En début d'après-midi, Xavier Niel, fondateur de Free (groupe Iliad), a annoncé avoir pris le contrôle des 34% de Nice-Matin détenus depuis 2016 par le groupe belge Nethys via sa holding Avenir Développement. Une acquisition qui lui ouvrait théoriquement la voie vers 100% du capital du quotidien régional en vertu du pacte d'actionnaires liant Avenir Développement et la SCIC Nice-Matin, cette coopérative où les salariés ont investi leur 13e mois en 2014 pour en acquérir les 66% restants.
Mais les 456 salariés-actionnaires, réunis en assemblée générale vendredi après-midi, ont assez largement rejeté le projet Niel, optant à 60% pour celui d'Iskandar Safa. Un vote qui entraîne de fait une dénonciation du pacte d'actionnaires.
La tension était forte au sein du groupe Nice-Matin vendredi soir. Car le collège des journalistes s'est prononcé à une très large majorité (98,33%) pour l'offre de Niel, par 137 voix contre 6. Des élus au CHSCT du groupe ont d'ailleurs dénoncé vendredi soir dans un communiqué "les menaces physiques et psychologiques" dont auraient été victimes plusieurs salariés de la part d'élus CGT de l'entreprise.
"Non à Safa ! C'est le message fort et clair qui a été délivré par les journalistes", ont insisté les rédactions du groupe dans un communiqué vendredi soir, en annonçant leur décision de cesser le travail. Une décision qui devrait entraîner l'absence dans les kiosques samedi des titres Nice-Matin, Var-Matin et Monaco-Matin.
"Deux vérités"
Car avec ce vote pour M. Safa, et la dénonciation du pacte d'actionnaires qu'il entraîne de fait, les journalistes craignent désormais que le groupe soit "plongé dans une bataille judiciaire longue, coûteuse et incertaine". "Nous sommes face à deux vérités", a jugé Denis Carreaux, le directeur des rédactions du groupe, auprès de l'AFP: "La vérité juridique et économique, qui fait que le pacte d'actionnaires donne un droit de préemption à M. Niel sur les 66% du capital détenus par la SCIC, au 1er février 2020. Et la vérité de l'assemblée générale".
En présentant son projet devant les salariés vendredi, M. Safa s'est engagé à prendre en charge tous les frais judiciaires d'éventuelles procédures à venir, a précisé M. Carreaux. La réaction de M. Niel au rejet de son offre par les salariés n'était pas encore connue vendredi soir.

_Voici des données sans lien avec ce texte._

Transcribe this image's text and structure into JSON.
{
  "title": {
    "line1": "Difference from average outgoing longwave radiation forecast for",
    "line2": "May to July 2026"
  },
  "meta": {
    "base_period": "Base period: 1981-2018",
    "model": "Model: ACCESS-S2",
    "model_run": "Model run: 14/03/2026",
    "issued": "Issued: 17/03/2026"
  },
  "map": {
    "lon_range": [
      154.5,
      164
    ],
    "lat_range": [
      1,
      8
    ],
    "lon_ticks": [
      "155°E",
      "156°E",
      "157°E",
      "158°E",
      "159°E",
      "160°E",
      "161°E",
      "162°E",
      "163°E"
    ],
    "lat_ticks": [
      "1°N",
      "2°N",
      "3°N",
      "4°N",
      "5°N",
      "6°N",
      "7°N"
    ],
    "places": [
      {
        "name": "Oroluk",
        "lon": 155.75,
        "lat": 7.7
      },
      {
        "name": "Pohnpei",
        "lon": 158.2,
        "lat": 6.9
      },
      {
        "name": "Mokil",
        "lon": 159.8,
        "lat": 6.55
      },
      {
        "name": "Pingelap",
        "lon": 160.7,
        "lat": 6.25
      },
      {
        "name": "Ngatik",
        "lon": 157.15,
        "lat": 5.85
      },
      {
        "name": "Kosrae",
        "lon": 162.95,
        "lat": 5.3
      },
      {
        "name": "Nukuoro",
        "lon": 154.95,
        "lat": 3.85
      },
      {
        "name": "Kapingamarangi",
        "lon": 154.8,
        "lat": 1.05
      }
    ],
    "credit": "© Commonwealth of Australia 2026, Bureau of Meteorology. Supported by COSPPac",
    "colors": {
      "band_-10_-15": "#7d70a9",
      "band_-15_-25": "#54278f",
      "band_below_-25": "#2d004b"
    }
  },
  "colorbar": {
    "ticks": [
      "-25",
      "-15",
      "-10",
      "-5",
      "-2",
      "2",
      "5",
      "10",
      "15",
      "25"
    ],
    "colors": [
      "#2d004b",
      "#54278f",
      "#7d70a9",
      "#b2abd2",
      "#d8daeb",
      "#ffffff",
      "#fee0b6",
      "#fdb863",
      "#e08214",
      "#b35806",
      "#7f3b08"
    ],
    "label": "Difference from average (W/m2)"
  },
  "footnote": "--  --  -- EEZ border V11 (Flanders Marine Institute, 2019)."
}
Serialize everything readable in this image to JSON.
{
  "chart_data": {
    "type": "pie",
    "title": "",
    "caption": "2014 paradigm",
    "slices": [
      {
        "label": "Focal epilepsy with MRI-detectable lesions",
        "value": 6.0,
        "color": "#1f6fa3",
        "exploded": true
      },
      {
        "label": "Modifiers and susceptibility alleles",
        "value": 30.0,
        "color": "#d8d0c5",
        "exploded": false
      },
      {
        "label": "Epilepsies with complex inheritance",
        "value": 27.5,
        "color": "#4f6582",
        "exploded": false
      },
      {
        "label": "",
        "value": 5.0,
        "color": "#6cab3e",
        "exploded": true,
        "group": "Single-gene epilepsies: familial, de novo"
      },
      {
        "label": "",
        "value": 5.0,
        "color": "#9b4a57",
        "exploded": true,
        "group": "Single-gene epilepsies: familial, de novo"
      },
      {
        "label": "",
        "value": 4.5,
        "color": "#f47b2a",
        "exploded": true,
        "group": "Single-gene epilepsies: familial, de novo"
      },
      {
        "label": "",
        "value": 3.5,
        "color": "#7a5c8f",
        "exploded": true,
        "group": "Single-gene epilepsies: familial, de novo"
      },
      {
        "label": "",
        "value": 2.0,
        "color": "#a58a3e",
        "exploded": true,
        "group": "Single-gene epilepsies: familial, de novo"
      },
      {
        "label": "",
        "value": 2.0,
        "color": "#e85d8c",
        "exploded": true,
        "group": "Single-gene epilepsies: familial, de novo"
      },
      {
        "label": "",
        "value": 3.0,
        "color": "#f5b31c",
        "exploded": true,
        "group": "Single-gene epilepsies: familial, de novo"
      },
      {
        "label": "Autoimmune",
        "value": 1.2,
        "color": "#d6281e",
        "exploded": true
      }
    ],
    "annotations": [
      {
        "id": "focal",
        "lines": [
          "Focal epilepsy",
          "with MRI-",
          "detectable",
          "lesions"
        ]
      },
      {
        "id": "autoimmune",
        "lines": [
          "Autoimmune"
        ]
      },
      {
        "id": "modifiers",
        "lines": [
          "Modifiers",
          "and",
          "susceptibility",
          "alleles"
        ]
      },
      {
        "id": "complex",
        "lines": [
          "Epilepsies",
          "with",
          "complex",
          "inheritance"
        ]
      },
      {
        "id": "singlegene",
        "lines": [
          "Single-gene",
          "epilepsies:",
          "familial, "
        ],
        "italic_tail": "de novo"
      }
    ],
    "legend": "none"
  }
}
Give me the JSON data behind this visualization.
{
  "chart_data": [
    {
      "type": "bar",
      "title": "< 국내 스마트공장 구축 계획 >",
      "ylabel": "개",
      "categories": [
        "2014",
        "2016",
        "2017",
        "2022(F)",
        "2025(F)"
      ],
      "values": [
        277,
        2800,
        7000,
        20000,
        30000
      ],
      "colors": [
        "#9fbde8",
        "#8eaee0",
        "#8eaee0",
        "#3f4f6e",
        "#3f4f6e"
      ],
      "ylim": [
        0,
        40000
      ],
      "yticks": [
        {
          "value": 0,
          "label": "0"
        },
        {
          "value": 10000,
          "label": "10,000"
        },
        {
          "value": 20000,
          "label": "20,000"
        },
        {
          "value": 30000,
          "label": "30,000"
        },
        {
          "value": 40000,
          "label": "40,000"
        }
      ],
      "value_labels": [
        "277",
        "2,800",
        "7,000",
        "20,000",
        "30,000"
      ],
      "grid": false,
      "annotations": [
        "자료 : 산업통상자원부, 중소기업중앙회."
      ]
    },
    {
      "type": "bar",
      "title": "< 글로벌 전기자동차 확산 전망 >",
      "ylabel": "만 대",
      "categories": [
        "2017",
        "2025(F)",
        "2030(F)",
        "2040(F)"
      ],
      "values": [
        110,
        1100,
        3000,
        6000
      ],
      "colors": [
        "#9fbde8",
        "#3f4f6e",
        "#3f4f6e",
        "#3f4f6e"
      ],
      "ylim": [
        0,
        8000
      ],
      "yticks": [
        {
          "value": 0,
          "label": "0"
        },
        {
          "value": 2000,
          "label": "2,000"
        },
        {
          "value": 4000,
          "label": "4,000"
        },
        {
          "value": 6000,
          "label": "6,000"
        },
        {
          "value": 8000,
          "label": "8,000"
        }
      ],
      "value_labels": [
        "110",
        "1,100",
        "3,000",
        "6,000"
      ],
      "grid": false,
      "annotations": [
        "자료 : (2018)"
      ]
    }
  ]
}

Dans un courrier aux salariés du groupe, jeudi, le patron de Free avait pourtant tenté de les amadouer, en précisant notamment qu'il était disposé à proposer "un prix supérieur" aux 925.000 euros prévus par le pacte d'actionnaires pour le rachat des 66% détenus par la SCIC.
Dans ce courrier envoyé aux coopérateurs de la SCIC, à Jean-François Roubaud, le président du conseil de surveillance du groupe Nice Matin, et à Jean-Marc Pastorino, son président du directoire, M. Niel soulignait de même que les salariés qui souhaiteraient rester actionnaires pourraient le faire, via la SCIC ou une autre structure, à hauteur de 10 à 20% maximum.
Le feuilleton va donc continuer autour de Nice-Matin. Il avait démarré début mars avec l'ouverture d'une procédure de sauvegarde visant le journal, et ce à la demande de ses dirigeants, lassés des actionnaires belges de Nethys, qualifiés d'"absents".
A un an des élections municipales, avec un possible duel entre Christian Estrosi, le maire LR de la ville, et son ancienne éminence grise, Eric Ciotti, cette lutte pour le contrôle de Nice-Matin sera en tous cas scrutée attentivement sur la côte d'Azur.
Déjà candidat à la reprise de Nice-Matin en 2014, avec d'autres partenaires, M. Safa est lié à la famille Leroy, qui dirige la mairie de Mandelieu-La Napoule depuis près de 25 ans et incarne l'aile dure de la droite LR, la tendance du député Ciotti. M. Niel, lui, est souvent présenté comme proche d'Emmanuel Macron. Et M. Estrosi, étiquetté "Macron-compatible", a encore appelé les Républicains début juin à travailler dans des "coalitions avec la majorité présidentielle".